First Lady of Gabon (1964–2009)

Édith Lucie Bongo Ondimba (née Sassou Nguesso; March 10, 1964 – March 14, 2009) was the First Lady of Gabon as the wife of President Omar Bongo from 1989 to 2009. She was part of the Bongo family.

==Biography==
Édith Lucie Bongo Ondimba was born March 10, 1964. Her father was Denis Sassou Nguesso, who later served as the President of the Republic of the Congo (1979-1992 and 1997 to date). Her marriage to President Bongo on August 4, 1989, was viewed politically as an example of cooperation between the two countries, according to Reuters.

She was a medical doctor by education, a pediatrician, with HIV/AIDS as one of her main focuses. She helped create a forum for African first ladies to fight AIDS and founded associations for vulnerable children and people with disabilities.

==Later life and death==
In 2009, she was hospitalized in Rabat, Morocco. On March 14, 2009, she died at the hospital, four days after her 45th birthday. The statement announcing her death specified neither the cause of death nor the nature of her illness. She had not appeared in public for around three years preceding her death. After the state funeral in Libreville, Gabon, Édith Bongo's remains were taken to Edu, her father's home village in northern Congo for a traditional Mbochi tribal burial in the family cemetery there on March 20, 2009. The burial, nationally televised in Gabon and Congo, was attended by Presidents Bongo, Sassou Nguesso, and by the presidents of Benin, Central African Republic, Democratic Republic of Congo, Equatorial Guinea and Togo.

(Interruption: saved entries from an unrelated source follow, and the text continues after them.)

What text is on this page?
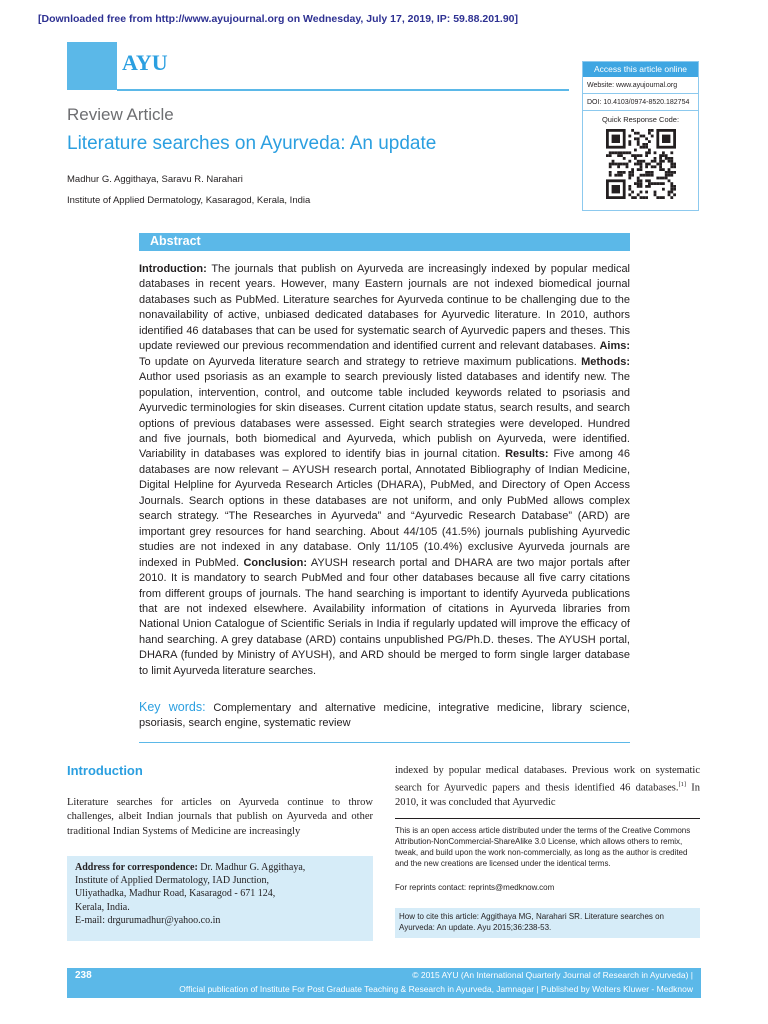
[Downloaded free from http://www.ayujournal.org on Wednesday, July 17, 2019, IP: 59.88.201.90]
AYU	Access this article online
Website: www.ayujournal.org
DOI: 10.4103/0974-8520.182754
Quick Response Code:
Review Article
Literature searches on Ayurveda: An update
Madhur G. Aggithaya, Saravu R. Narahari
Institute of Applied Dermatology, Kasaragod, Kerala, India
Abstract
Introduction: The journals that publish on Ayurveda are increasingly indexed by popular medical databases in recent years. However, many Eastern journals are not indexed biomedical journal databases such as PubMed. Literature searches for Ayurveda continue to be challenging due to the nonavailability of active, unbiased dedicated databases for Ayurvedic literature. In 2010, authors identified 46 databases that can be used for systematic search of Ayurvedic papers and theses. This update reviewed our previous recommendation and identified current and relevant databases. Aims: To update on Ayurveda literature search and strategy to retrieve maximum publications. Methods: Author used psoriasis as an example to search previously listed databases and identify new. The population, intervention, control, and outcome table included keywords related to psoriasis and Ayurvedic terminologies for skin diseases. Current citation update status, search results, and search options of previous databases were assessed. Eight search strategies were developed. Hundred and five journals, both biomedical and Ayurveda, which publish on Ayurveda, were identified. Variability in databases was explored to identify bias in journal citation. Results: Five among 46 databases are now relevant – AYUSH research portal, Annotated Bibliography of Indian Medicine, Digital Helpline for Ayurveda Research Articles (DHARA), PubMed, and Directory of Open Access Journals. Search options in these databases are not uniform, and only PubMed allows complex search strategy. “The Researches in Ayurveda” and “Ayurvedic Research Database” (ARD) are important grey resources for hand searching. About 44/105 (41.5%) journals publishing Ayurvedic studies are not indexed in any database. Only 11/105 (10.4%) exclusive Ayurveda journals are indexed in PubMed. Conclusion: AYUSH research portal and DHARA are two major portals after 2010. It is mandatory to search PubMed and four other databases because all five carry citations from different groups of journals. The hand searching is important to identify Ayurveda publications that are not indexed elsewhere. Availability information of citations in Ayurveda libraries from National Union Catalogue of Scientific Serials in India if regularly updated will improve the efficacy of hand searching. A grey database (ARD) contains unpublished PG/Ph.D. theses. The AYUSH portal, DHARA (funded by Ministry of AYUSH), and ARD should be merged to form single larger database to limit Ayurveda literature searches.
Key words: Complementary and alternative medicine, integrative medicine, library science, psoriasis, search engine, systematic review
Introduction
Literature searches for articles on Ayurveda continue to throw challenges, albeit Indian journals that publish on Ayurveda and other traditional Indian Systems of Medicine are increasingly
indexed by popular medical databases. Previous work on systematic search for Ayurvedic papers and thesis identified 46 databases.[1] In 2010, it was concluded that Ayurvedic
This is an open access article distributed under the terms of the Creative Commons Attribution-NonCommercial-ShareAlike 3.0 License, which allows others to remix, tweak, and build upon the work non-commercially, as long as the author is credited and the new creations are licensed under the identical terms.
For reprints contact: reprints@medknow.com
How to cite this article: Aggithaya MG, Narahari SR. Literature searches on Ayurveda: An update. Ayu 2015;36:238-53.
Address for correspondence: Dr. Madhur G. Aggithaya,
Institute of Applied Dermatology, IAD Junction,
Uliyathadka, Madhur Road, Kasaragod - 671 124,
Kerala, India.
E-mail: drgurumadhur@yahoo.co.in
238	© 2015 AYU (An International Quarterly Journal of Research in Ayurveda) |
Official publication of Institute For Post Graduate Teaching & Research in Ayurveda, Jamnagar | Published by Wolters Kluwer - Medknow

Following her death, it was announced on Gabonese television on 6 May 2009 that Omar Bongo was "temporarily suspending his activities" as President in order to "regain strength and rest". The announcement stressed that Bongo had been deeply affected by the illness and death of his wife. President Bongo died a month later on 8 June 2009, nearly three months after Edith's death, at a clinic in Barcelona, Spain.